Discussion in 'Frontpage news' started by Infested Nexus, Sep 27, 2006.
Read story at CNET News
Mother F*cker! Thats so awsome :bigsmile:
If that 80 core prototype is running Windows, there are so many cores that are idling all the time, it's not even funny!
I'm pretty sure heat dissipation is going to be a problem there. Frankly it just looks like a 200 or 300 mm wafer of chips, nothing that would actually work.
Intel readies massive multicore processors
Well, about time CPU's caught up with GPU's.
And Intel gets dumber. More cores isn't the way to go forever, just like increasing the CPU speed didn't work forever. 80 is too many and I doubt we'd ever need that many to begin with.
Link doesn't work
What would the point in 80core have?
Uh how so? I'm sure Intel has a team or two of engineers working on things like quantum computing and such but it looks like the best way to go atm is more cores. I also fail to see how 80 is to many, if a thread application can scale to use that many then what down side is there to it?
You won't be saying that 5 years from now
But Honestly, we have Quad core, and we dont even need that many right now.
Dual core is more than enough for the hard core gamer.
Only thing that truly Benefits of a quad core CPU is a server.
After reading the thing about AMD thought they were toast, but now reading this i just might think different. Nvidia needs to start making CPU's
80 cores eh? What we gona need a 5000w psu to run our pc's? I sincerely hope they find way to seriously reduce power consumption on pc's I find it ridicules that we have 1000w psu now and as it is they produce to much heat cause all the power they need. If they can find a way to reduce power consumption and reduce heat greatly I all for this 80 core =P
As it is I dont need heater in my room cause my pc heats it for me :smoke:
Why do you think dual core offered such a huge performance increase? Nothing is made for quad core yet, when games do start supporting it you will see huge gains on those machines. Look at physics based games for example, something like Alan's Wake. In the Alan's Wake Tornado demo they utilize all four cores to their extreme and get a huge benefit from it.

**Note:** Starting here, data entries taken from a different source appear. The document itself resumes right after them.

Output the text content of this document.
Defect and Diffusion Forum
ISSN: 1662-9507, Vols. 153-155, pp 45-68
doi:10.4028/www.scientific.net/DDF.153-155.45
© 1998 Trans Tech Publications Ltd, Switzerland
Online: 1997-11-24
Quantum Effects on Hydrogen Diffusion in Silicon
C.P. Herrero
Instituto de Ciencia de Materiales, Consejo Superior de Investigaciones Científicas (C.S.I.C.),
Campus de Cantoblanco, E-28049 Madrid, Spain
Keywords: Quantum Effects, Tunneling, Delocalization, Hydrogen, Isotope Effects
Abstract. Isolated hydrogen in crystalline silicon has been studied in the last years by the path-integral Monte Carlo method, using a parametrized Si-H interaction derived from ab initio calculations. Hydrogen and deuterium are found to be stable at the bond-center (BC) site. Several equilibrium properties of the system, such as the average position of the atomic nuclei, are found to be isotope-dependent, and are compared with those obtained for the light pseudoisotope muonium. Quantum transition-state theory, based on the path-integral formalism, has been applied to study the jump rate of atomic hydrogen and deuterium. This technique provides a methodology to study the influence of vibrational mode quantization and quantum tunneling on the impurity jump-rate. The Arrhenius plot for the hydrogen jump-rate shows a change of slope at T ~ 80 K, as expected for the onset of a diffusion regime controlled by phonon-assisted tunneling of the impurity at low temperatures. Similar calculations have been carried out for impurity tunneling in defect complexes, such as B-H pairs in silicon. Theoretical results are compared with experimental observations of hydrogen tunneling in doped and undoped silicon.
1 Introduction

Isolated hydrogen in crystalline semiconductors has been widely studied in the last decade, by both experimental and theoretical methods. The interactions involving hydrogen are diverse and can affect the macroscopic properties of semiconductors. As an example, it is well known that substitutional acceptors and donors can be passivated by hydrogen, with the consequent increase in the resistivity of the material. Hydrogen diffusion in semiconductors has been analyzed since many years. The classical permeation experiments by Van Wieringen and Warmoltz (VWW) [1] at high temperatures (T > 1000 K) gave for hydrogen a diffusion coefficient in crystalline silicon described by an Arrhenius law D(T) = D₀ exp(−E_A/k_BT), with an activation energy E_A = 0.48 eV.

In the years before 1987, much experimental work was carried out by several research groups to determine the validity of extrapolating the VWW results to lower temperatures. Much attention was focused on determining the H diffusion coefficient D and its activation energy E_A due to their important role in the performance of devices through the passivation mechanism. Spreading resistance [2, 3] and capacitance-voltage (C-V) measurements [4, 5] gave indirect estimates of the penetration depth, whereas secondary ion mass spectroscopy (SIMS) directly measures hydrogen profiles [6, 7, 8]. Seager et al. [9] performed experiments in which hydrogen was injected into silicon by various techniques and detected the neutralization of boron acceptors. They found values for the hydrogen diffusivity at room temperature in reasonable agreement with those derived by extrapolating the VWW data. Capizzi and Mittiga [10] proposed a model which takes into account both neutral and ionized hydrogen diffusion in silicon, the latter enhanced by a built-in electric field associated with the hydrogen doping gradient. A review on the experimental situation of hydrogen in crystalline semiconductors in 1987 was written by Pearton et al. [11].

You also talk about nvidia making cpu's, who do you think pioneered multi-core computing? Nvidia has always backed parallel processing, their first major multi paralleled graphics cards was the FX series, you might say thats a blunder but look at what road they have taken the 8800 down. The 8800 has 128 processors working together to compute data, I don't see anyone complaining that nvidia should have stuck with 2.
I remember a mere 20 months ago when I was getting ready to get my Athlon 64 system about how many people were talking about how "dual-core is a foolish endevor. We'll never need that kind of power. etc. etc." yet, today there are no high-end single-core processors left on the market or being developed. I think people are missing the big picture on this processor, and the fact this is from September of last year when it was released.
It's designed for running crazy-high floating point applications in a massively parallel nature. It's not even based on x86 architecture so it's hardly designed for home user, it's more of a proof of concept. Power consumption is very low because any core that isn't being used is shut down and it's clocked fairly modestly. If anything it's a step towards Intel's move towards the GPGPU market as nvidia and ATI both have been bragging about their floating point prowess in recent generations and how they've developed massively cored architecture.
Anandtech did a rather informative article on the chip and how it's mainly a show of concept and not a finalized product yet still could be produced even on today's technology.
Intel's official statement on the "Era of Tera" can be read here.
Intel and AMD are both going in very different directions to end up at the same place. What I mean to say is while AMD is researching in putting multiple different cores on a single die, Intel is researching into doing massively parallel cores that can each do whatever they are asked to do. The end result is that both companies see a future where we no longer have a dedicated graphics card but instead an upgradable chip (or chips) on the board that can do any calculation you want whether it's physics, graphics, AI, or encoding. It will be interesting to see how they both progress in this respect as either way computer architecture will change rather dramatically again.
Intel presentation reveals the future of the CPU-GPU war
can i run halflife 2 and oblivion and cnc3 and solitaire at the samw time on max settings?